Die Herausforderung: Diese Standards funktionieren nur, wenn KI-Unternehmen sie auch respektieren – eine echte Durchsetzung fehlt bislang. Für euch als Content-Anbieter bietet RSL dennoch eine wichtige Möglichkeit: Ihr könnt eure Lizenzierungsbedingungen standardisiert kommunizieren, ohne mit Tausenden verschiedenen KI-Systemen einzeln verhandeln zu müssen. Das RSL Collective arbeitet mit CDN-Anbieter Fastly zusammen, um KI-Bots nur dann Zugriff zu gewähren, wenn sie Lizenzvereinbarungen akzeptiert haben. Die Organisation plant, bis Ende des Jahres eine öffentliche Lizenzvereinbarung zu veröffentlichen. Das Geschäftsmodell sieht vor, dass RSL einen Prozentsatz der Lizenzgebühren erhält – ähnlich wie Spotify oder Apple. Die Höhe der Vergütung wird vom Wert abhängen, den eure Inhalte für KI-Unternehmen haben.
Quelle: Digiday
ChatGPT nutzt Publisher-Inhalte und bestreitet dies
PressGazette deckte einen bemerkenswerten Vorfall auf: ChatGPT verwendete Inhalte der Publikation und behauptete anschließend, dies sei nicht möglich gewesen. Als PressGazette das führende Large Language Model nach spezifischen Informationen aus eigenen Artikeln befragte, lieferte ChatGPT detaillierte Antworten – inklusive Fakten, die ausschließlich in PressGazette-Berichten zu finden waren. Auf Nachfrage, woher diese Informationen stammten, erklärte das System jedoch, es könne nicht auf PressGazette-Inhalte zugreifen.
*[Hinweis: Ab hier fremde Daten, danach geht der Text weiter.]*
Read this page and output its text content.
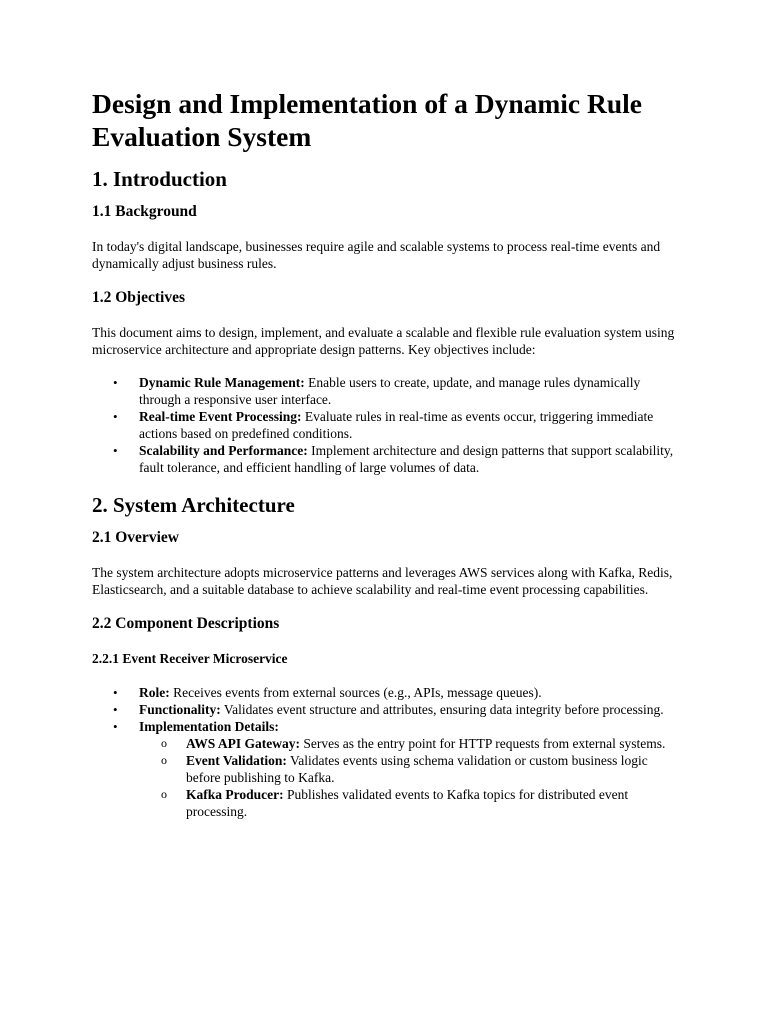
Design and Implementation of a Dynamic Rule Evaluation System
1. Introduction
1.1 Background

In today's digital landscape, businesses require agile and scalable systems to process real-time events and dynamically adjust business rules.

1.2 Objectives

This document aims to design, implement, and evaluate a scalable and flexible rule evaluation system using microservice architecture and appropriate design patterns. Key objectives include:

• Dynamic Rule Management: Enable users to create, update, and manage rules dynamically through a responsive user interface.
• Real-time Event Processing: Evaluate rules in real-time as events occur, triggering immediate actions based on predefined conditions.
• Scalability and Performance: Implement architecture and design patterns that support scalability, fault tolerance, and efficient handling of large volumes of data.
2. System Architecture
2.1 Overview

The system architecture adopts microservice patterns and leverages AWS services along with Kafka, Redis, Elasticsearch, and a suitable database to achieve scalability and real-time event processing capabilities.

2.2 Component Descriptions
2.2.1 Event Receiver Microservice
• Role: Receives events from external sources (e.g., APIs, message queues).
• Functionality: Validates event structure and attributes, ensuring data integrity before processing.
• Implementation Details:
o AWS API Gateway: Serves as the entry point for HTTP requests from external systems.
o Event Validation: Validates events using schema validation or custom business logic before publishing to Kafka.
o Kafka Producer: Publishes validated events to Kafka topics for distributed event processing.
Diese Diskrepanz zwischen tatsächlicher Nutzung und kommunizierter Funktionsweise verdeutlicht ein grundsätzliches Problem: KI-Systeme verwenden eure Inhalte zur Beantwortung von Nutzeranfragen, ohne dass ihr davon profitiert oder auch nur nachvollziehen könnt, in welchem Umfang dies geschieht. Der Vorfall unterstreicht die Dringlichkeit von Initiativen wie RSL, die Publisher-Inhalten einen messbaren Wert in der KI-Ökonomie verschaffen sollen. Eure Inhalte werden faktisch zur Grundlage von KI-Antworten, während Traffic und damit Werbeerlöse auf euren Seiten ausbleiben. Diese Entwicklung macht deutlich, warum standardisierte Lizenzierungsrahmen und transparente Nutzungsnachweise für die Zukunft digitaler Medienmonetarisierung entscheidend sind.